The Reality for Other Foster Youth, Like Josh, Impacted by Law and Policy
For kids in foster care, the law impacts every aspect of life.
Foster care is a government system which steps in to care for children who have been removed from their family’s home because of abuse or neglect. The purpose of foster care is to give children safe homes while services are provided to reunite them with their family. These services include counseling, parenting classes or substance abuse treatment. States and the federal government both oversee and operate the larger child welfare system. While the federal government mandates certain processes and provides funding for foster care, each state is the architect of its own foster care or child protection system.

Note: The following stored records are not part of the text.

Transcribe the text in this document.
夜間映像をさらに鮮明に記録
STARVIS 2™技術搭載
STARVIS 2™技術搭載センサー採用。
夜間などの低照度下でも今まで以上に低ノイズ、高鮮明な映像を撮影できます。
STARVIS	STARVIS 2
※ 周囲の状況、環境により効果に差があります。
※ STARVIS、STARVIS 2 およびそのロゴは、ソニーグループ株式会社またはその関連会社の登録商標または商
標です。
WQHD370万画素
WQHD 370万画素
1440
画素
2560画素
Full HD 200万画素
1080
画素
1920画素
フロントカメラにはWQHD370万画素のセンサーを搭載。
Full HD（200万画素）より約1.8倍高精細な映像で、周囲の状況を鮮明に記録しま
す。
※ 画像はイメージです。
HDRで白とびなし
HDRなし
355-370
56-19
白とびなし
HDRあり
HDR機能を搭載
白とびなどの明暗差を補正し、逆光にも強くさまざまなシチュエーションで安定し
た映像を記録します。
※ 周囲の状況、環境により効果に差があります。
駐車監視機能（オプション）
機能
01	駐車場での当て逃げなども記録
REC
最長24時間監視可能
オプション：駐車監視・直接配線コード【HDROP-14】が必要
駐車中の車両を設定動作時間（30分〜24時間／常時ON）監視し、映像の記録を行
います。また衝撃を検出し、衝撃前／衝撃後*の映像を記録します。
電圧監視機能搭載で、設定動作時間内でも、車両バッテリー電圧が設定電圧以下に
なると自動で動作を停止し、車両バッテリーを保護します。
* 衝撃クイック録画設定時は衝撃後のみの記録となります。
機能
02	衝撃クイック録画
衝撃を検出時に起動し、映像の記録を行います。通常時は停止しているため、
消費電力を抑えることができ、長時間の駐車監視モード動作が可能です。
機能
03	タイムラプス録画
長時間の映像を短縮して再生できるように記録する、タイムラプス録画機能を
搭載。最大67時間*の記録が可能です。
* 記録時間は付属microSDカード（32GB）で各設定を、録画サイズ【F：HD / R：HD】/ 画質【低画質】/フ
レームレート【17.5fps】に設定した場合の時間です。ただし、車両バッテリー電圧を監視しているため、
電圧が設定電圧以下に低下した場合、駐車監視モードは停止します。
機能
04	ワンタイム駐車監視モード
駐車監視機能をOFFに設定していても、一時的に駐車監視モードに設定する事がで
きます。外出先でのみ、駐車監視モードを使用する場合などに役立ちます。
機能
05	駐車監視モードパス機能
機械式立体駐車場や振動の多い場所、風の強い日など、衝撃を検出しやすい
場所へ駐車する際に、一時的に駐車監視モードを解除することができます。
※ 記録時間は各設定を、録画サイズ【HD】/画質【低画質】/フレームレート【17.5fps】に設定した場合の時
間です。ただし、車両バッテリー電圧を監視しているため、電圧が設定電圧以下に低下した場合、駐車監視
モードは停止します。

Legislation is a key determining factor in the trajectory of the lives of children whose parents are unable to care for them. Youth like Josh demonstrate why laws need to be responsive, rather than static, and reflect the perspectives of the young people whose lives are governed by them. Laws are written by people to solve a social problem or address a need. By taking the time to understand foster care laws and advocating for change, everyone can improve the lives of children and youth in foster care.
Regarding child safety in California, once the state has enough evidence that the child is at risk, a case is opened and the children are removed from their family. The case can remain open for anywhere from six to 18 months, and sometimes longer under certain circumstances. It’s a complex sequence of hearings, court orders, parental visits and more. In that way, foster care mirrors its creator.